The occurrence of tongue thrusting was comparatively low in this study sample and the findings were comparable to the study carried out by Shetty and Munshi among children in Mangalore [12]. Tongue thrusting was at peak in the age group of 9 to 11 years during the mixed dentition stage that repeatedly leads to open spaces, that provokes this habit.

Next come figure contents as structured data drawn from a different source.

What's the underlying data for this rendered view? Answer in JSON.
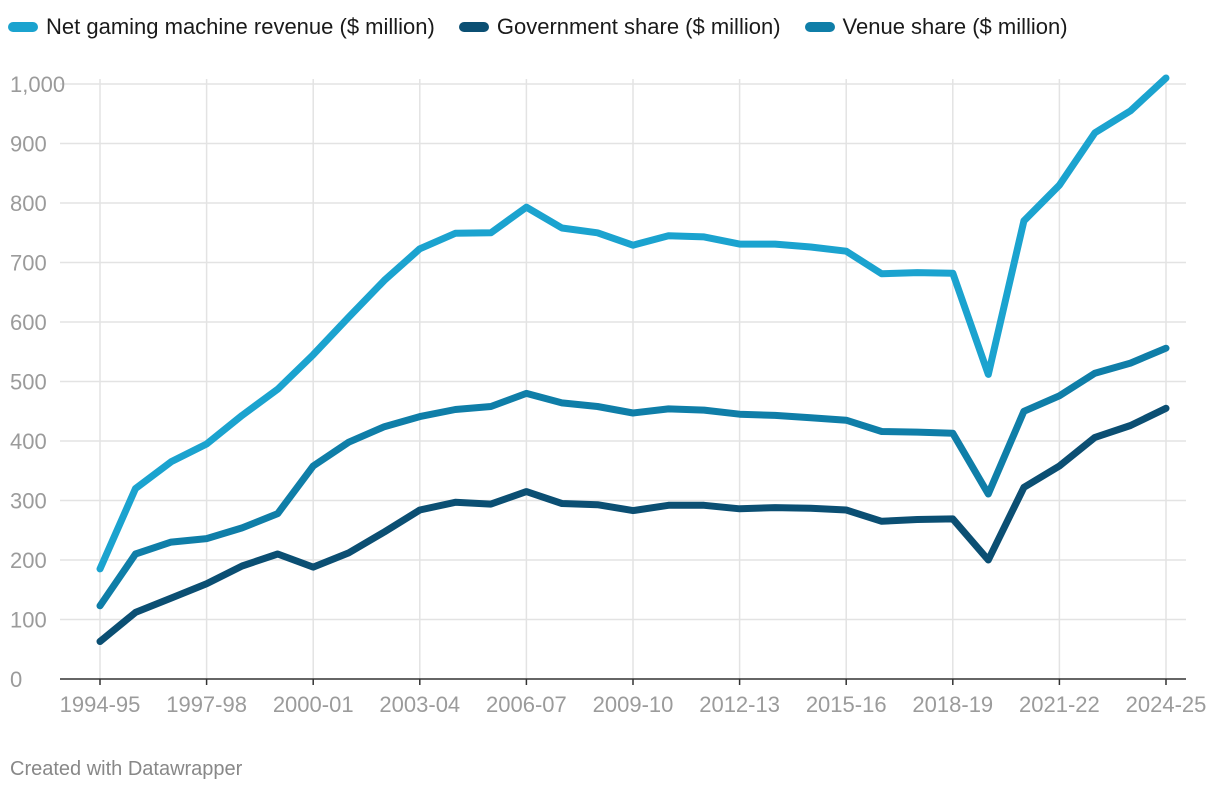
{
  "chart_data": {
    "type": "line",
    "title": "",
    "xlabel": "",
    "ylabel": "",
    "ylim": [
      0,
      1000
    ],
    "yticks": [
      0,
      100,
      200,
      300,
      400,
      500,
      600,
      700,
      800,
      900,
      1000
    ],
    "ytick_labels": [
      "0",
      "100",
      "200",
      "300",
      "400",
      "500",
      "600",
      "700",
      "800",
      "900",
      "1,000"
    ],
    "categories": [
      "1994-95",
      "1995-96",
      "1996-97",
      "1997-98",
      "1998-99",
      "1999-00",
      "2000-01",
      "2001-02",
      "2002-03",
      "2003-04",
      "2004-05",
      "2005-06",
      "2006-07",
      "2007-08",
      "2008-09",
      "2009-10",
      "2010-11",
      "2011-12",
      "2012-13",
      "2013-14",
      "2014-15",
      "2015-16",
      "2016-17",
      "2017-18",
      "2018-19",
      "2019-20",
      "2020-21",
      "2021-22",
      "2022-23",
      "2023-24",
      "2024-25"
    ],
    "xtick_labels": [
      "1994-95",
      "1997-98",
      "2000-01",
      "2003-04",
      "2006-07",
      "2009-10",
      "2012-13",
      "2015-16",
      "2018-19",
      "2021-22",
      "2024-25"
    ],
    "grid": true,
    "legend_position": "top-left",
    "series": [
      {
        "name": "Net gaming machine revenue ($ million)",
        "color": "#1ba3cf",
        "values": [
          185,
          320,
          365,
          395,
          443,
          487,
          545,
          608,
          670,
          723,
          749,
          750,
          793,
          758,
          750,
          729,
          745,
          743,
          731,
          731,
          726,
          719,
          681,
          683,
          682,
          512,
          770,
          830,
          918,
          955,
          1010
        ]
      },
      {
        "name": "Government share ($ million)",
        "color": "#0b4f73",
        "values": [
          63,
          112,
          136,
          160,
          190,
          210,
          188,
          212,
          247,
          284,
          297,
          294,
          315,
          295,
          293,
          283,
          292,
          292,
          286,
          288,
          287,
          284,
          265,
          268,
          269,
          200,
          322,
          358,
          406,
          426,
          455
        ]
      },
      {
        "name": "Venue share ($ million)",
        "color": "#0f7ea8",
        "values": [
          123,
          210,
          230,
          236,
          254,
          278,
          358,
          398,
          424,
          441,
          453,
          458,
          480,
          464,
          458,
          447,
          454,
          452,
          445,
          443,
          439,
          435,
          416,
          415,
          413,
          311,
          450,
          476,
          514,
          531,
          556
        ]
      }
    ]
  },
  "footer": {
    "credit": "Created with Datawrapper"
  }
}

The variations in this study can be characterized according to different age groups as, some oral habits like bruxism, digital sucking and mouth breathing mostly seen in younger age group, whereas nail biting and lip biting in the elder age group. These graphs are related to the study of Massler and Malone [18]. Almonenanitiene et al. also experienced the occurrence of nail biting in elder age group [19]. On contrary, Santos et al. reported that the oral habits were more noticed in young population of Brazil [20].

Furthermore, the quantity of digital sucking was in higher proportion in younger age (7 to 9 years) and the results were consistant with the study by Franco Varas et al. reported thumb sucking as most frequent habits during early age group [21]. However, Pruneda et al. stated that finger sucking practice was the second common habit followed by nail biting among Mexican children [22]. This variation could be due to the psychoanalytic theory as children grow, they tend to follow some habits and some are discarded [23].

Conclusion

The study reported high prevalence of oral habits among the sample and the most frequently occurring one was bruxism followed by mouth breathing. Digital sucking and mouth breathing was mostly observed among younger age group (7 to 9 years). However nail biting and lip biting was commonly noticed in older sample. Also a negative correlation of these habits was seen with age. These graphs also provided a baseline data for planning preventive services in order to diminish the complications.